Литмир - Электронная Библиотека
Содержание  
A
A

Воскресенье, 12 июля

Обер с мадам Леви.

Понедельник, 13 июля

Ж. М. приходил в библиотеку. Он не стал дожидаться результатов экзамена и проводил меня домой, шли пешком.

Вторник, 14 июля

Серый тягостный день. Ничего не понимаю. Написала три резкие открытки и думаю, не глупость ли все мои «угрызения» и не разрушаю ли я сама свое же собственное счастье.

Может быть, причина моей резкости в другом. Меня, как никогда, раздирают сомнения. Утром получила еще три открытки. Каждая теперь для меня — настоящая пытка, потому что каждая ставит вопрос все острее. Я признаю, что он вправе сердиться и даже грубить. Живительно, что он это делает не так уж часто.

Не случится ли так, что однажды утром я проснусь и пойму, что все это были химеры и я упустила свое счастье?

Среда, 15 июля, 23 часа

Что-то готовится, что-то ужасное, быть может, самое ужасное.

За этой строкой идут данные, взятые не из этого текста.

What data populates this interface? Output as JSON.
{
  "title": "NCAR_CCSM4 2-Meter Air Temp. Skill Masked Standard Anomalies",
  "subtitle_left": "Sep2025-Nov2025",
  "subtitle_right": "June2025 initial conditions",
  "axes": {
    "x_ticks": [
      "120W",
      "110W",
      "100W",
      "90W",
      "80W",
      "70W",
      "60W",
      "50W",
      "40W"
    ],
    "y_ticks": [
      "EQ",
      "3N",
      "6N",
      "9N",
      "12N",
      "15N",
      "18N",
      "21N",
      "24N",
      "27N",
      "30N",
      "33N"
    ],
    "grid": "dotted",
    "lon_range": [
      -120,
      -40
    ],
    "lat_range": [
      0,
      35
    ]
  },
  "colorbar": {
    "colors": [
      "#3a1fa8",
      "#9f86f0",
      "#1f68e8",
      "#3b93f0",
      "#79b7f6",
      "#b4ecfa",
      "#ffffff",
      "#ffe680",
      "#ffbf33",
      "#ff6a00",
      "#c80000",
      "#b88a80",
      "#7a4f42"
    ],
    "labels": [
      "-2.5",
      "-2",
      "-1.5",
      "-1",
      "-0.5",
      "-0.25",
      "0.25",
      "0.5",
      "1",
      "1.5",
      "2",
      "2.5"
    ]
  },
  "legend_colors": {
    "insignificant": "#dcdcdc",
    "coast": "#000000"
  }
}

Вечером, в десять часов, приходил месье Симон предупредить, что, как говорят, на послезавтра намечена большая облава, схватят двадцать тысяч человек. Я уже привыкла, что он приносит страшные вести.

День дурно начался — в обувной мастерской я прочитала новый приказ — и дурно кончился.

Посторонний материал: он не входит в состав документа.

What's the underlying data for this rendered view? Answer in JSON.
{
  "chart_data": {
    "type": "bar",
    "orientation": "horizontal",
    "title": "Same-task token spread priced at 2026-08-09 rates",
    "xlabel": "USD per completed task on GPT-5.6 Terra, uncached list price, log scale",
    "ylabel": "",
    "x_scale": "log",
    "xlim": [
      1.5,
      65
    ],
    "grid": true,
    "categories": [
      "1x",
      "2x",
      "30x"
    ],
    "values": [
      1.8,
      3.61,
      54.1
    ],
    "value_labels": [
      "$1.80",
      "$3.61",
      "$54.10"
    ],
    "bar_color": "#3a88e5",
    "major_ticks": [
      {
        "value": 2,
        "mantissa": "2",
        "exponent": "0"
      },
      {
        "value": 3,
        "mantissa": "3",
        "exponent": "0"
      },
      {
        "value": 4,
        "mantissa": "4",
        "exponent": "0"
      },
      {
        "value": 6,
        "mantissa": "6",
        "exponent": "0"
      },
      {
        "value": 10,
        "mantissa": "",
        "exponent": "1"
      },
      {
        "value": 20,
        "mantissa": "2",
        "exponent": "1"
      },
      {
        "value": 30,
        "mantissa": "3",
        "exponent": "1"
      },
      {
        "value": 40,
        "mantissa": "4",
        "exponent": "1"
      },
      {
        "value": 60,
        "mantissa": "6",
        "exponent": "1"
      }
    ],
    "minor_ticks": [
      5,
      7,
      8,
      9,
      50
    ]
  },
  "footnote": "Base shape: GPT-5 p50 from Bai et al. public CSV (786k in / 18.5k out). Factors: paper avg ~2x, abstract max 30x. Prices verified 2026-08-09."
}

Вообще в последние дни всех вокруг охватил дикий страх. Кажется, власть во Франции принадлежит СС, и террор будет все нарастать.

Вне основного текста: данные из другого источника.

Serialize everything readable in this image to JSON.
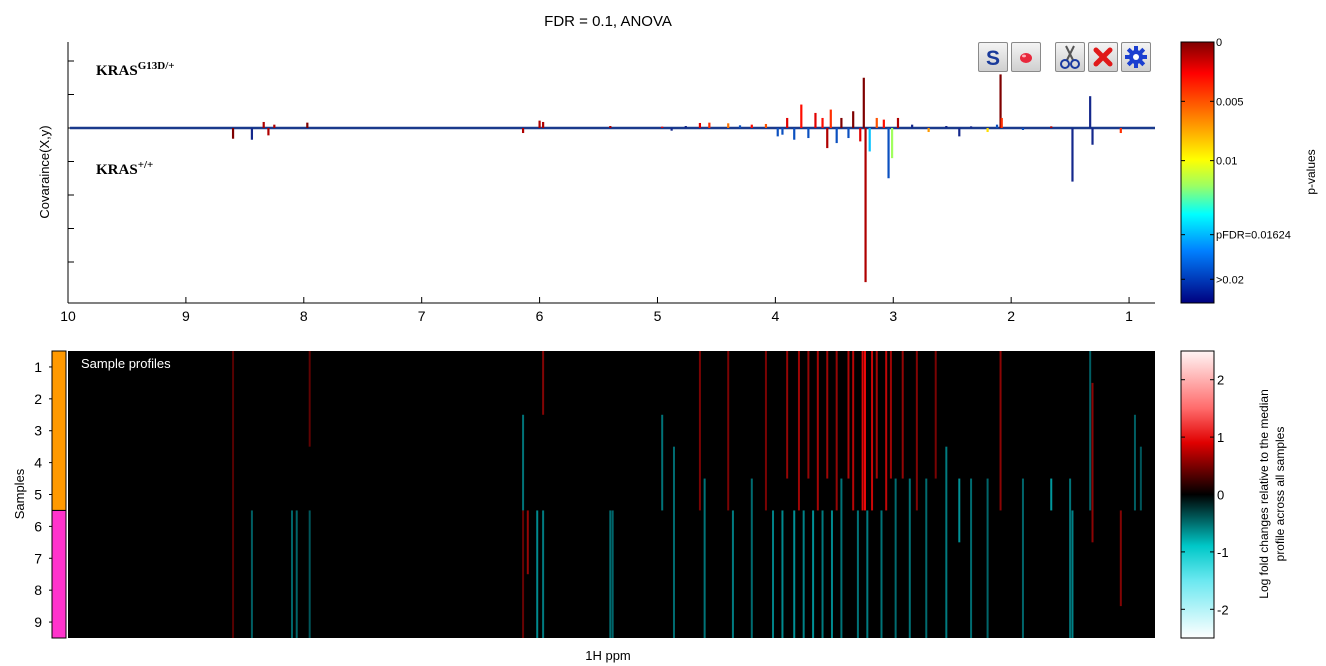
{
  "chart_data": [
    {
      "type": "line",
      "title": "FDR = 0.1, ANOVA",
      "xlabel": "",
      "ylabel": "Covaraince(X,y)",
      "xlim": [
        10,
        0.78
      ],
      "x_reversed": true,
      "x_ticks": [
        10,
        9,
        8,
        7,
        6,
        5,
        4,
        3,
        2,
        1
      ],
      "y_ticks_labeled": false,
      "annotations": [
        {
          "base": "KRAS",
          "sup": "G13D/+",
          "position": "top-left"
        },
        {
          "base": "KRAS",
          "sup": "+/+",
          "position": "left"
        }
      ],
      "series": [
        {
          "peaks": [
            {
              "x": 8.6,
              "y": -0.32,
              "p": 0.0
            },
            {
              "x": 8.44,
              "y": -0.35,
              "p": 0.03
            },
            {
              "x": 8.34,
              "y": 0.18,
              "p": 0.001
            },
            {
              "x": 8.3,
              "y": -0.22,
              "p": 0.001
            },
            {
              "x": 8.25,
              "y": 0.1,
              "p": 0.001
            },
            {
              "x": 7.97,
              "y": 0.16,
              "p": 0.0
            },
            {
              "x": 6.14,
              "y": -0.15,
              "p": 0.001
            },
            {
              "x": 6.0,
              "y": 0.22,
              "p": 0.001
            },
            {
              "x": 5.97,
              "y": 0.18,
              "p": 0.001
            },
            {
              "x": 5.4,
              "y": 0.06,
              "p": 0.001
            },
            {
              "x": 4.96,
              "y": 0.04,
              "p": 0.002
            },
            {
              "x": 4.88,
              "y": -0.08,
              "p": 0.03
            },
            {
              "x": 4.76,
              "y": 0.06,
              "p": 0.03
            },
            {
              "x": 4.64,
              "y": 0.15,
              "p": 0.002
            },
            {
              "x": 4.56,
              "y": 0.16,
              "p": 0.004
            },
            {
              "x": 4.4,
              "y": 0.14,
              "p": 0.006
            },
            {
              "x": 4.3,
              "y": 0.08,
              "p": 0.02
            },
            {
              "x": 4.2,
              "y": 0.1,
              "p": 0.003
            },
            {
              "x": 4.08,
              "y": 0.12,
              "p": 0.005
            },
            {
              "x": 3.98,
              "y": -0.25,
              "p": 0.02
            },
            {
              "x": 3.94,
              "y": -0.2,
              "p": 0.02
            },
            {
              "x": 3.9,
              "y": 0.3,
              "p": 0.002
            },
            {
              "x": 3.84,
              "y": -0.35,
              "p": 0.02
            },
            {
              "x": 3.78,
              "y": 0.7,
              "p": 0.003
            },
            {
              "x": 3.72,
              "y": -0.3,
              "p": 0.02
            },
            {
              "x": 3.66,
              "y": 0.45,
              "p": 0.002
            },
            {
              "x": 3.6,
              "y": 0.3,
              "p": 0.003
            },
            {
              "x": 3.56,
              "y": -0.6,
              "p": 0.001
            },
            {
              "x": 3.53,
              "y": 0.55,
              "p": 0.004
            },
            {
              "x": 3.48,
              "y": -0.45,
              "p": 0.02
            },
            {
              "x": 3.44,
              "y": 0.3,
              "p": 0.0
            },
            {
              "x": 3.38,
              "y": -0.3,
              "p": 0.02
            },
            {
              "x": 3.34,
              "y": 0.5,
              "p": 0.0
            },
            {
              "x": 3.28,
              "y": -0.4,
              "p": 0.002
            },
            {
              "x": 3.25,
              "y": 1.5,
              "p": 0.0
            },
            {
              "x": 3.235,
              "y": -4.6,
              "p": 0.001
            },
            {
              "x": 3.2,
              "y": -0.7,
              "p": 0.016
            },
            {
              "x": 3.14,
              "y": 0.3,
              "p": 0.005
            },
            {
              "x": 3.08,
              "y": 0.25,
              "p": 0.003
            },
            {
              "x": 3.04,
              "y": -1.5,
              "p": 0.02
            },
            {
              "x": 3.01,
              "y": -0.9,
              "p": 0.012
            },
            {
              "x": 2.96,
              "y": 0.3,
              "p": 0.001
            },
            {
              "x": 2.84,
              "y": 0.1,
              "p": 0.03
            },
            {
              "x": 2.7,
              "y": -0.12,
              "p": 0.007
            },
            {
              "x": 2.55,
              "y": 0.06,
              "p": 0.03
            },
            {
              "x": 2.44,
              "y": -0.25,
              "p": 0.03
            },
            {
              "x": 2.34,
              "y": 0.05,
              "p": 0.03
            },
            {
              "x": 2.2,
              "y": -0.12,
              "p": 0.009
            },
            {
              "x": 2.12,
              "y": 0.1,
              "p": 0.02
            },
            {
              "x": 2.09,
              "y": 1.6,
              "p": 0.0
            },
            {
              "x": 2.08,
              "y": 0.3,
              "p": 0.004
            },
            {
              "x": 1.9,
              "y": -0.06,
              "p": 0.02
            },
            {
              "x": 1.66,
              "y": 0.05,
              "p": 0.001
            },
            {
              "x": 1.48,
              "y": -1.6,
              "p": 0.03
            },
            {
              "x": 1.33,
              "y": 0.95,
              "p": 0.03
            },
            {
              "x": 1.31,
              "y": -0.5,
              "p": 0.03
            },
            {
              "x": 1.07,
              "y": -0.15,
              "p": 0.004
            }
          ]
        }
      ]
    },
    {
      "type": "heatmap",
      "title": "Sample profiles",
      "xlabel": "1H ppm",
      "ylabel": "Samples",
      "xlim": [
        10,
        0.78
      ],
      "rows": [
        "1",
        "2",
        "3",
        "4",
        "5",
        "6",
        "7",
        "8",
        "9"
      ],
      "groups": [
        {
          "rows": [
            1,
            5
          ],
          "color": "#ff9900"
        },
        {
          "rows": [
            6,
            9
          ],
          "color": "#ff33cc"
        }
      ],
      "value_range": [
        -2.5,
        2.5
      ],
      "stripes": [
        {
          "x": 8.6,
          "rows": [
            1,
            9
          ],
          "v": 0.3
        },
        {
          "x": 8.44,
          "rows": [
            6,
            9
          ],
          "v": -0.6
        },
        {
          "x": 8.1,
          "rows": [
            6,
            9
          ],
          "v": -0.7
        },
        {
          "x": 8.06,
          "rows": [
            6,
            9
          ],
          "v": -0.7
        },
        {
          "x": 7.95,
          "rows": [
            6,
            9
          ],
          "v": -0.5
        },
        {
          "x": 7.95,
          "rows": [
            1,
            3
          ],
          "v": 0.4
        },
        {
          "x": 6.14,
          "rows": [
            3,
            5
          ],
          "v": -0.9
        },
        {
          "x": 6.14,
          "rows": [
            6,
            9
          ],
          "v": 0.5
        },
        {
          "x": 6.1,
          "rows": [
            6,
            7
          ],
          "v": 1.0
        },
        {
          "x": 6.02,
          "rows": [
            6,
            9
          ],
          "v": -1.2
        },
        {
          "x": 5.97,
          "rows": [
            6,
            9
          ],
          "v": -1.0
        },
        {
          "x": 5.97,
          "rows": [
            1,
            2
          ],
          "v": 0.8
        },
        {
          "x": 5.4,
          "rows": [
            6,
            9
          ],
          "v": -0.8
        },
        {
          "x": 5.38,
          "rows": [
            6,
            9
          ],
          "v": -0.7
        },
        {
          "x": 4.96,
          "rows": [
            3,
            5
          ],
          "v": -0.9
        },
        {
          "x": 4.86,
          "rows": [
            4,
            9
          ],
          "v": -0.8
        },
        {
          "x": 4.64,
          "rows": [
            1,
            5
          ],
          "v": 0.7
        },
        {
          "x": 4.6,
          "rows": [
            5,
            9
          ],
          "v": -0.9
        },
        {
          "x": 4.4,
          "rows": [
            1,
            5
          ],
          "v": 0.7
        },
        {
          "x": 4.36,
          "rows": [
            6,
            9
          ],
          "v": -1.0
        },
        {
          "x": 4.2,
          "rows": [
            5,
            9
          ],
          "v": -0.8
        },
        {
          "x": 4.08,
          "rows": [
            1,
            5
          ],
          "v": 0.7
        },
        {
          "x": 4.02,
          "rows": [
            6,
            9
          ],
          "v": -1.1
        },
        {
          "x": 3.94,
          "rows": [
            6,
            9
          ],
          "v": -1.2
        },
        {
          "x": 3.9,
          "rows": [
            1,
            4
          ],
          "v": 1.0
        },
        {
          "x": 3.84,
          "rows": [
            6,
            9
          ],
          "v": -1.3
        },
        {
          "x": 3.8,
          "rows": [
            1,
            5
          ],
          "v": 1.1
        },
        {
          "x": 3.76,
          "rows": [
            6,
            9
          ],
          "v": -1.1
        },
        {
          "x": 3.72,
          "rows": [
            1,
            4
          ],
          "v": 1.0
        },
        {
          "x": 3.68,
          "rows": [
            6,
            9
          ],
          "v": -1.3
        },
        {
          "x": 3.64,
          "rows": [
            1,
            5
          ],
          "v": 1.2
        },
        {
          "x": 3.6,
          "rows": [
            6,
            9
          ],
          "v": -1.0
        },
        {
          "x": 3.56,
          "rows": [
            1,
            4
          ],
          "v": 1.1
        },
        {
          "x": 3.52,
          "rows": [
            6,
            9
          ],
          "v": -1.2
        },
        {
          "x": 3.48,
          "rows": [
            1,
            5
          ],
          "v": 1.0
        },
        {
          "x": 3.44,
          "rows": [
            5,
            9
          ],
          "v": -0.9
        },
        {
          "x": 3.38,
          "rows": [
            1,
            4
          ],
          "v": 1.3
        },
        {
          "x": 3.34,
          "rows": [
            1,
            5
          ],
          "v": 1.4
        },
        {
          "x": 3.3,
          "rows": [
            6,
            9
          ],
          "v": -0.9
        },
        {
          "x": 3.26,
          "rows": [
            1,
            5
          ],
          "v": 1.8
        },
        {
          "x": 3.24,
          "rows": [
            1,
            5
          ],
          "v": 2.0
        },
        {
          "x": 3.22,
          "rows": [
            6,
            9
          ],
          "v": -1.0
        },
        {
          "x": 3.18,
          "rows": [
            1,
            5
          ],
          "v": 1.6
        },
        {
          "x": 3.14,
          "rows": [
            1,
            4
          ],
          "v": 1.2
        },
        {
          "x": 3.1,
          "rows": [
            6,
            9
          ],
          "v": -0.9
        },
        {
          "x": 3.06,
          "rows": [
            1,
            5
          ],
          "v": 1.5
        },
        {
          "x": 3.02,
          "rows": [
            1,
            4
          ],
          "v": 1.1
        },
        {
          "x": 2.98,
          "rows": [
            5,
            9
          ],
          "v": -0.8
        },
        {
          "x": 2.92,
          "rows": [
            1,
            4
          ],
          "v": 1.0
        },
        {
          "x": 2.86,
          "rows": [
            5,
            9
          ],
          "v": -0.9
        },
        {
          "x": 2.8,
          "rows": [
            1,
            5
          ],
          "v": 0.8
        },
        {
          "x": 2.72,
          "rows": [
            5,
            9
          ],
          "v": -0.8
        },
        {
          "x": 2.64,
          "rows": [
            1,
            4
          ],
          "v": 0.7
        },
        {
          "x": 2.55,
          "rows": [
            4,
            9
          ],
          "v": -1.0
        },
        {
          "x": 2.44,
          "rows": [
            5,
            6
          ],
          "v": -1.3
        },
        {
          "x": 2.34,
          "rows": [
            5,
            9
          ],
          "v": -0.8
        },
        {
          "x": 2.2,
          "rows": [
            5,
            9
          ],
          "v": -0.7
        },
        {
          "x": 2.09,
          "rows": [
            1,
            5
          ],
          "v": 0.9
        },
        {
          "x": 1.9,
          "rows": [
            5,
            9
          ],
          "v": -0.7
        },
        {
          "x": 1.66,
          "rows": [
            5,
            5
          ],
          "v": -1.4
        },
        {
          "x": 1.5,
          "rows": [
            5,
            9
          ],
          "v": -0.9
        },
        {
          "x": 1.48,
          "rows": [
            6,
            9
          ],
          "v": -1.1
        },
        {
          "x": 1.33,
          "rows": [
            1,
            5
          ],
          "v": -0.6
        },
        {
          "x": 1.31,
          "rows": [
            2,
            6
          ],
          "v": 0.9
        },
        {
          "x": 1.07,
          "rows": [
            6,
            8
          ],
          "v": 0.8
        },
        {
          "x": 0.95,
          "rows": [
            3,
            5
          ],
          "v": -0.6
        },
        {
          "x": 0.9,
          "rows": [
            4,
            5
          ],
          "v": -0.5
        }
      ]
    }
  ],
  "colorbar_p": {
    "label": "p-values",
    "ticks": [
      "0",
      "0.005",
      "0.01",
      "pFDR=0.01624",
      ">0.02"
    ],
    "tick_values": [
      0,
      0.005,
      0.01,
      0.01624,
      0.02
    ],
    "max": 0.022,
    "colormap": "jet-reversed"
  },
  "colorbar_fold": {
    "label_line1": "Log fold changes relative to the median",
    "label_line2": "profile across all samples",
    "ticks": [
      "2",
      "1",
      "0",
      "-1",
      "-2"
    ],
    "tick_values": [
      2,
      1,
      0,
      -1,
      -2
    ],
    "range": [
      -2.5,
      2.5
    ]
  },
  "toolbar": [
    {
      "name": "s-button-icon",
      "icon": "S"
    },
    {
      "name": "record-button-icon",
      "icon": "dot"
    },
    {
      "name": "scissors-icon",
      "icon": "scissors"
    },
    {
      "name": "close-icon",
      "icon": "x"
    },
    {
      "name": "gear-icon",
      "icon": "gear"
    }
  ]
}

Все осуждают нас за то, что мы не уезжаем. Обычно молча, но когда мы сами об этом заговариваем, то и вслух. Вчера мадам Лион-Кан, сегодня Марго, Робер, месье Симон.

Суббота, 18 июля

Вот я опять пишу. Думала, жизнь остановится в четверг. Но она продолжается. Она возобновилась. Вчера я провела весь день в библиотеке, и к вечеру ощущение нормальной жизни восстановилось настолько, что я уже не могла поверить в реальность того, что произошло накануне. И вдруг новый поворот событий. Прихожу сегодня домой, а мама говорит, что появилась надежда на лучшее для папы. С одной стороны, возвращение папы, с другой — этот переезд в свободную зону[108]. То и другое непросто. Не знаю почему, но отъезд родных оказался для меня тяжелым ударом. Помню, я возвращалась, готовая бороться против зла вместе со всеми, кто на стороне добра, и пошла в Фобур-Сен-Дени к несчастной мадам Бьедер — ее мужа депортировали, и она осталась одна с восемью детьми. Мы с Денизой пробыли у нее с четверть часа, а когда ушли, я чуть ли не радовалась, что мне пришлось соприкоснуться с настоящим горем. И чувствовала свою вину за то, что раньше не видела такого, хотя оно было рядом. Сестру этой женщины, у которой четверо детей, забрали во время облавы. Она в тот вечер спряталась, но, по несчастной случайности, спустилась к консьержке как раз в ту минуту, когда за ней пришла полиция. Вид у мадам Бьедер затравленный. Ей не за себя страшно. Она боится, что у нее отнимут детей. Во время облавы детей волочили по земле. На Монмартре арестовали столько людей, что улицы были забиты. На Фобур-Сен-Дени забрали почти всех. Разлучали матерей и детей[109].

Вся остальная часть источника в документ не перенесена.